Henri Alexandre Deslandres
July 24, 1853 – January 15, 1948
Deslandres' undergraduate years at the École Polytechnique were played out against the aftermath of the Franco-Prussian War and the chaos of the Paris Commune so, on graduation in 1874, he responded to the continuing military tension with the emerging Germany by embarking on a military career. Rising to the rank of captain in the engineers, he became increasingly interested in physics and, in 1881, resigned his commission to join Alfred Cornu's laboratory at the École Polytechnique, working on spectroscopy. He continued his spectroscopic work at the Sorbonne, earning his doctorate in 1888 and finding numerical patterns in spectral lines that paralleled the work of Johann Balmer and were to catalyse the development of quantum mechanics in the 20th century.
In 1868, Pierre Janssen's solar observations had led him to report to the Académie des Sciences that
It is no longer geometry and mechanics which dominate [in astronomy] but physics and chemistry.Such advice was sternly rejected by director of the Paris Observatory Urbain Le Verrier and the French government awarded Janssen a grant to establish an astrophysical observatory at Meudon on the outskirts of Paris with Janssen as the sole astronomer.

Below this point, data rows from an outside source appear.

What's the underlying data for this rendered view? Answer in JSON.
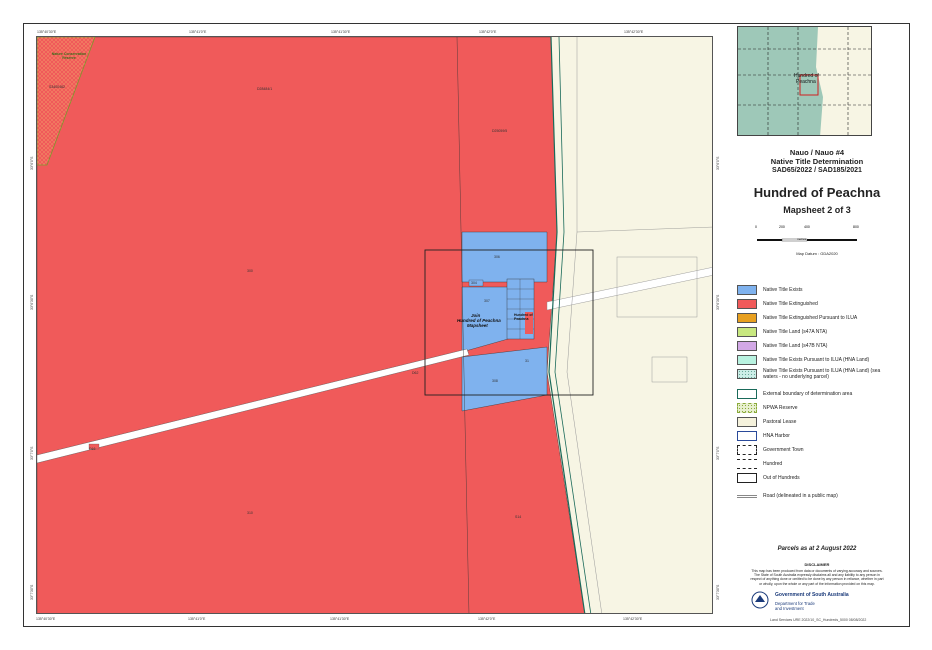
{
  "map": {
    "ticks_top": [
      "135°40'30\"E",
      "135°41'0\"E",
      "135°41'30\"E",
      "135°42'0\"E",
      "135°42'30\"E"
    ],
    "ticks_bottom": [
      "135°40'30\"E",
      "135°41'0\"E",
      "135°41'30\"E",
      "135°42'0\"E",
      "135°42'30\"E"
    ],
    "ticks_left": [
      "33°6'0\"S",
      "33°6'30\"S",
      "33°7'0\"S",
      "33°7'30\"S"
    ],
    "ticks_right": [
      "33°6'0\"S",
      "33°6'30\"S",
      "33°7'0\"S",
      "33°7'30\"S"
    ],
    "parcel_labels": {
      "reserve": "Nature Conservation Reserve",
      "top_left": "S3400462",
      "top_mid": "D28484/1",
      "upper_center": "D25059/5",
      "left_large": "300",
      "blue_top": "306",
      "blue_small": "304",
      "blue_mid": "307",
      "blue_bottom": "308",
      "road_label": "D62",
      "lower_left": "310",
      "lower_right": "S14",
      "small_parcel": "31",
      "small_red": "D16"
    },
    "inset_label_line1": "Join",
    "inset_label_line2": "Hundred of Peachna",
    "inset_label_line3": "Mapsheet",
    "inset2_line1": "Hundred of",
    "inset2_line2": "Peachna"
  },
  "panel": {
    "locator_label1": "Hundred of",
    "locator_label2": "Peachna",
    "title1": "Nauo / Nauo #4",
    "title2": "Native Title Determination",
    "case": "SAD65/2022 / SAD185/2021",
    "hundred": "Hundred of Peachna",
    "mapsheet": "Mapsheet 2 of 3",
    "scale_ticks": [
      "0",
      "200",
      "400",
      "800"
    ],
    "scale_unit": "metres",
    "datum": "Map Datum : GDA2020",
    "legend": [
      {
        "label": "Native Title Exists",
        "color": "#7fb2ee"
      },
      {
        "label": "Native Title Extinguished",
        "color": "#f05a5a"
      },
      {
        "label": "Native Title Extinguished Pursuant to ILUA",
        "color": "#e8a020"
      },
      {
        "label": "Native Title Land (s47A NTA)",
        "color": "#c8e880"
      },
      {
        "label": "Native Title Land (s47B NTA)",
        "color": "#d2a8e6"
      },
      {
        "label": "Native Title Exists Pursuant to ILUA (HNA Land)",
        "color": "#b8f2e0"
      },
      {
        "label": "Native Title Exists Pursuant to ILUA (HNA Land) (sea waters - no underlying parcel)",
        "color": "#cdeee8"
      },
      {
        "label": "External boundary of determination area",
        "color": "#1a6a5a"
      },
      {
        "label": "NPWA Reserve",
        "color": "#e8f0d0"
      },
      {
        "label": "Pastoral Lease",
        "color": "#f5f2dc"
      },
      {
        "label": "HNA Harbor",
        "color": "#2a4a9a"
      },
      {
        "label": "Government Town",
        "color": "#222222"
      },
      {
        "label": "Hundred",
        "color": "#222222"
      },
      {
        "label": "Out of Hundreds",
        "color": "#222222"
      },
      {
        "label": "Road (delineated in a public map)",
        "color": "#888888"
      }
    ],
    "parcels_date": "Parcels as at 2 August 2022",
    "disclaimer_title": "DISCLAIMER",
    "disclaimer_text": "This map has been produced from data or documents of varying accuracy and sources. The State of South Australia expressly disclaims all and any liability to any person in respect of anything done or omitted to be done by any person in reliance, whether in part or wholly, upon the whole or any part of the information provided on this map.",
    "gov_name": "Government of South Australia",
    "dept1": "Department for Trade",
    "dept2": "and Investment",
    "footer": "Land Services URE  2022/10_SC_Hundreds_5000 08/08/2022"
  },
  "colors": {
    "extinguished": "#f05a5a",
    "exists": "#7fb2ee",
    "pastoral": "#f7f5e4",
    "boundary": "#1a6a5a",
    "reserve": "#e07a3a"
  }
}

In 1889, Le Verrier was succeeded by Amédée Mouchez who set to work to bring astrophysics into the mainstream by hiring Deslandres. Deslandres developed the spectroheliograph simultaneously with George Hale.
In 1898, he joined Janssen at Meudon, increasing the scientific staff by 100%. On Janssen's death in 1907, Deslandres became director and embarked on a programme of expansion. At the outbreak of World War I in 1914, though already in his 60s, he returned to active service in the engineers as a major and later lieutenant colonel. In 1918, following the armistice, he resumed his office at Meudon until 1926 when its administration merged with that of the Paris Observatory, Mouchez assuming the role of director of both institutions until his retirement in 1929.
He remained active in research right up until his death. Fellow astronomer Raymond Michard observed that In his bearing, his character and his style of life Deslandres always remained more akin to the soldier (and the officer) than to the scholar.
Deslandres was awarded the Gold Medal of the Royal Astronomical Society (1913), the Henry Draper Medal of the National Academy of Sciences (1913) and the Bruce Medal of the Astronomical Society of the Pacific (1921).
The crater Deslandres on the Moon and asteroid 11763 Deslandres are named in his honor.